O portal Academia Concursos costuma atualizar seletivos e editais que envolvem o setor público, caso do futuro concurso da Sefaz-BA. Usar essas informações para se manter em dia com atualidades também rende bons exemplos para redação.
Dicas para evitar os erros mais comuns
Estudar sozinho exige autogestão. Cinco deslizes aparecem em quase todos os relatos de quem tropeçou no ENEM:
- Estudo passivo: assistir aula sem resolver questão logo depois.
- Trocar de material o tempo todo: perca menos tempo escolhendo e mais tempo praticando.
- Ignorar redação: deixar para a última hora significa abrir mão de 1000 pontos.
- Não revisar: sem revisão espaçada, o conteúdo some da memória em semanas.
- Dispensar simulados cronometrados: chegar virgem de treino compromete o rendimento.

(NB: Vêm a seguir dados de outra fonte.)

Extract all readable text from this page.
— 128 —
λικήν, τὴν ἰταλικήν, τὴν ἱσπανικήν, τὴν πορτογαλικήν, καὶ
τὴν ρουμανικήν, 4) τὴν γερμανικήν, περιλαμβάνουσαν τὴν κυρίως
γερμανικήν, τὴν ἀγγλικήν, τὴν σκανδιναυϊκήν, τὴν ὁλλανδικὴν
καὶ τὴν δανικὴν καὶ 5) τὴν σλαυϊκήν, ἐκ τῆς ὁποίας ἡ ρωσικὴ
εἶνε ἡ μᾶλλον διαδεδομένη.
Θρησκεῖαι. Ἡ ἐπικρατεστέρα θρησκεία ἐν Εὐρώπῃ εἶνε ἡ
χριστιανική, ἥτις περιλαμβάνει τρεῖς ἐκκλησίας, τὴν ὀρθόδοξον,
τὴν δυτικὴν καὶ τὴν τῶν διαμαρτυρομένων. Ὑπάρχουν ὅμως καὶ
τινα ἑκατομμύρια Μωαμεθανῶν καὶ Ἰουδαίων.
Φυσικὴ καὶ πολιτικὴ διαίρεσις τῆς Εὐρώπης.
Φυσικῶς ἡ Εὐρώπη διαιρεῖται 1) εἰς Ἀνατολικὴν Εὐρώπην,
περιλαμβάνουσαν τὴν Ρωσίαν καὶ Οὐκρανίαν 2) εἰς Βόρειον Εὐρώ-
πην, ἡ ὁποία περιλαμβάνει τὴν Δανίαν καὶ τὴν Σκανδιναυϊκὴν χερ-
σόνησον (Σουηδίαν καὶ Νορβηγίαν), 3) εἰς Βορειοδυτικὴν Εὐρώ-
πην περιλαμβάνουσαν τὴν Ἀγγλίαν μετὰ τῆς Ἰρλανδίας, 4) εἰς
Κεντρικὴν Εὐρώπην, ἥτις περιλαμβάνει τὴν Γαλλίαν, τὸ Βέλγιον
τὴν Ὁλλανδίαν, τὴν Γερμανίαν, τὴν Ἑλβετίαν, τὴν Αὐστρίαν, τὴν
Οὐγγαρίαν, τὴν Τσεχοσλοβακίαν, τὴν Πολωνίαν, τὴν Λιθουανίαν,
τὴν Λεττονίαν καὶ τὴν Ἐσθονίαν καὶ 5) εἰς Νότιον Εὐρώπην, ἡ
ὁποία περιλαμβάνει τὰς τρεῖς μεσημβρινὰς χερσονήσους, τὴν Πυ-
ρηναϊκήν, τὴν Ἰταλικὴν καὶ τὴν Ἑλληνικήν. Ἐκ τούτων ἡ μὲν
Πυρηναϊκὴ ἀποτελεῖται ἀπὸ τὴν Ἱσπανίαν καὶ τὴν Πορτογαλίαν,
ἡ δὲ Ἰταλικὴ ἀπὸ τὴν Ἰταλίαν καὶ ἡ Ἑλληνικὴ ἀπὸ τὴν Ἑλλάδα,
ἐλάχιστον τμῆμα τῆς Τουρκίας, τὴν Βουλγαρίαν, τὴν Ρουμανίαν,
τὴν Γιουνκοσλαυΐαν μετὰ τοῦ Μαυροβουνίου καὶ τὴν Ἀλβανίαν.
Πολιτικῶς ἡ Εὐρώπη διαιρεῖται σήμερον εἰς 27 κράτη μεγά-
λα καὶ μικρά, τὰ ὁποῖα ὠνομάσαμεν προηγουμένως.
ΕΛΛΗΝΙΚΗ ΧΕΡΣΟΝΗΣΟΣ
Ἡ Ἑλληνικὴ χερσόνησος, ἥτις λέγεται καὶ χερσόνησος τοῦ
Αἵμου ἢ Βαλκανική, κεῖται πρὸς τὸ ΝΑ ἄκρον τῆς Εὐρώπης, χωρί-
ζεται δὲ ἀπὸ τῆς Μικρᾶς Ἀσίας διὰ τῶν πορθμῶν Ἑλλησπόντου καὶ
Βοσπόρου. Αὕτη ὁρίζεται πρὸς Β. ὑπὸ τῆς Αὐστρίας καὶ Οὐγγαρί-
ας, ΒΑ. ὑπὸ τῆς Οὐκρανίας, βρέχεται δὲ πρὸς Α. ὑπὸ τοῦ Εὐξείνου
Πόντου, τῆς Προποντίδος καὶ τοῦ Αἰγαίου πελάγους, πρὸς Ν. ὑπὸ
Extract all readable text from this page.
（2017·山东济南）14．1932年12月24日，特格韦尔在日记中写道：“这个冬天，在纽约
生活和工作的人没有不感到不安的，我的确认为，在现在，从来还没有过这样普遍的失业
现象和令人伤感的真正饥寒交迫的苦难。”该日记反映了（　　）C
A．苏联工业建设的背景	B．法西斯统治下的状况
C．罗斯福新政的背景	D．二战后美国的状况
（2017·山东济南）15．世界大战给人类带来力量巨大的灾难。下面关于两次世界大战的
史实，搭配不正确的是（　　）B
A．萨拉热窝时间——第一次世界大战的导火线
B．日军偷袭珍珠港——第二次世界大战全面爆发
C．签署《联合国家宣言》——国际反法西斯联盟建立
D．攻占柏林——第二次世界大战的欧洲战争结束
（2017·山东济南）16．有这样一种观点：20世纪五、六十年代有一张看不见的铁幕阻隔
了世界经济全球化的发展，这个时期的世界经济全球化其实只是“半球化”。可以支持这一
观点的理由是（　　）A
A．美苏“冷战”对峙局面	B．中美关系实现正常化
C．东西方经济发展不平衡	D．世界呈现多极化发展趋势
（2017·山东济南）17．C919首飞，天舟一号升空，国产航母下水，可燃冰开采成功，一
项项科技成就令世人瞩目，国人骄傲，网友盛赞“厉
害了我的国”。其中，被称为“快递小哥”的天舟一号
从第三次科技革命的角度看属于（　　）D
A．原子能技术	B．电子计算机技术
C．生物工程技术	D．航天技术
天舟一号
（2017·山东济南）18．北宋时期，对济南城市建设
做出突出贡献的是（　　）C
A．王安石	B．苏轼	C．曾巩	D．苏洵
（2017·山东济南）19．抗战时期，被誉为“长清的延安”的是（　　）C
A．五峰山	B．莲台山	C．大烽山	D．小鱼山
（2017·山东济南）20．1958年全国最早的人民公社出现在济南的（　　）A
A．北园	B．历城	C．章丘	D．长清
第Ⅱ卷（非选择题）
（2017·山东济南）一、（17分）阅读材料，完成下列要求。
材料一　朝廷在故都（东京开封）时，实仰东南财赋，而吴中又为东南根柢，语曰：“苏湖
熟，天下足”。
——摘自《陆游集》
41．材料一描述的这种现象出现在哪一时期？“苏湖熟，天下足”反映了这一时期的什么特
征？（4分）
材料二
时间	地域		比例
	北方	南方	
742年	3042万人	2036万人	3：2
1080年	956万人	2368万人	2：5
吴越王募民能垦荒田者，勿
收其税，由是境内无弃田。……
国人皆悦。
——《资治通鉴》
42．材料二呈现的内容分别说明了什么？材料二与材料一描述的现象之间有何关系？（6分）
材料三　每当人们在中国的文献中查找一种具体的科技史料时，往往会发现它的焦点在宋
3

Ao adotar um ciclo fixo de teoria, exercícios e revisão, você dribla essas armadilhas. E lembre-se de anotar sempre suas dúvidas para pesquisar depois; é mais rápido do que tentar memorizar tudo de primeira.
Vale a pena começar agora?
Começar em maio ou junho ainda é perfeitamente viável. Se você seguir o cronograma de 6 meses, priorizar os assuntos mais cobrados e usar recursos gratuitos de forma estruturada, as chances de obter uma boa pontuação aumentam bastante. O segredo é comprometer-se com a constância diária e adotar o estudo ativo como regra, não exceção.